[5] Tac., Annal., l. 4., c. 68.

Je vais retrancher tout ce qu’il y a d’odieux dans l’époque, d’illustre dans la victime, de fameux dans les délateurs, de pathétique dans le récit. J’efface Tibère, Séjan, Sabinus, Latiaris, Tacite. Je me transporte dans un pays libre, sous un roi bon et sage. Je prends une affaire sans éclat, un accusé qui n’inspire aucun intérêt particulier, qui n’a point subi une condamnation capitale. Il ne me reste absolument qu’un homme en présence de la justice. Voici les faits :

Millard revient du Champ d’Asile. On peut le croire aigri, mécontent, violent, ennemi même, si l’on veut. On peut admettre ses désordres, sa mauvaise conduite privée, ses mauvais propos. On peut le regarder comme devant être l’objet de la surveillance de la police. Tout cela accordé, certes, ce n’est point encore un conspirateur. Il va le devenir.

Deux hommes se lient avec lui.
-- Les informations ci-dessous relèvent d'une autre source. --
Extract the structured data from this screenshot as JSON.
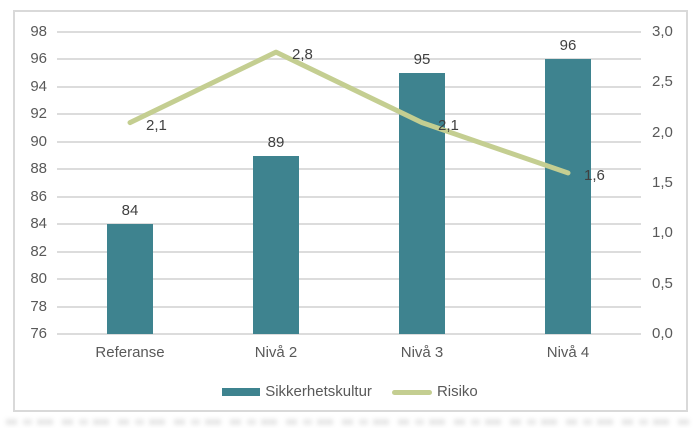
{
  "chart_data": {
    "type": "bar",
    "subtype": "bar-line-combo",
    "title": "",
    "categories": [
      "Referanse",
      "Nivå 2",
      "Nivå 3",
      "Nivå 4"
    ],
    "series": [
      {
        "name": "Sikkerhetskultur",
        "chart_type": "bar",
        "axis": "left",
        "values": [
          84,
          89,
          95,
          96
        ],
        "value_labels": [
          "84",
          "89",
          "95",
          "96"
        ],
        "color": "#3E838F"
      },
      {
        "name": "Risiko",
        "chart_type": "line",
        "axis": "right",
        "values": [
          2.1,
          2.8,
          2.1,
          1.6
        ],
        "value_labels": [
          "2,1",
          "2,8",
          "2,1",
          "1,6"
        ],
        "color": "#C4CE91"
      }
    ],
    "left_axis": {
      "min": 76,
      "max": 98,
      "step": 2,
      "tick_labels": [
        "98",
        "96",
        "94",
        "92",
        "90",
        "88",
        "86",
        "84",
        "82",
        "80",
        "78",
        "76"
      ]
    },
    "right_axis": {
      "min": 0.0,
      "max": 3.0,
      "step": 0.5,
      "tick_labels": [
        "3,0",
        "2,5",
        "2,0",
        "1,5",
        "1,0",
        "0,5",
        "0,0"
      ]
    },
    "grid": true,
    "legend_position": "bottom",
    "colors": {
      "bar": "#3E838F",
      "line": "#C4CE91",
      "grid": "#DCDCDC",
      "frame": "#D9D9D9",
      "tick_text": "#595959",
      "label_text": "#404040"
    }
  }
}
Il les a rencontrés dans un estaminet. Ces hommes se disent d’anciens officiers. Leurs sentimens, leurs discours sont les mêmes que ceux de Millard. Ils boivent ensemble. Ils signent ensemble le serment de « mourir l’un pour l’autre et pour la vraie liberté sans royauté ». Millard est traduit en justice comme prévenu de complot contre le gouvernement du roi et l’ordre de successibilité au trône. Nul autre fait n’est allégué, que le serment dont je viens de parler. Nul autre témoin ne se présente que les deux hommes qui l’ont signé avec lui.

Que sont ces hommes ? Ils s’appellent Chignard et Vauversin. L’acte d’accusation de Millard les qualifie agens de police. L’avocat général, sans s’expliquer, ne s’oppose point à ce qu’ils soient pris pour tels. La cour elle-même les désigne ainsi en rendant un arrêt pour déclarer qu’elle recevra leur témoignage.

D’ailleurs ces hommes sont connus. Ils ne débutent point dans leur métier. Je lis dans le rapport de M. de Bastard à la cour des pairs sur le procès de Louvel :

« On assurait que le nommé Chignard avait dit le 7 mars : « Il y a encore trois Louvel ; nous n’avons qu’à mettre la main dessus, et dans dix jours, il n’y aura plus de Bourbons. » Le nommé Anversin[6], désigné comme ayant entendu ce propos, avait été appelé et allait être interrogé, lorsque l’on apprit que ces individus étaient tous deux agens de police, et que, cherchant, sans se connaître, à pénétrer réciproquement leur opinion, ils avaient, par un zèle mal entendu et dans l’intention répréhensible de s’exciter l’un l’autre, tenu chacun, des propos extrêmement condamnables en eux-mêmes, mais qui, dans cette circonstance, ne devaient mériter en aucune façon l’attention de la justice[7]. »

[6] Les journaux l’ont appelé depuis Vauversin ; mais on ne conteste point que ce soit le même individu.

[7] Rapport fait à la Cour des Pairs dans le procès suivi contre Louis-Pierre Louvel ; par le comte de Bastard pair de France ; no 237, page 368.

Voilà toute la conspiration que Millard a faite. Voilà les hommes qui la lui ont fait faire. Voilà les seuls témoins qui l’aient prouvée.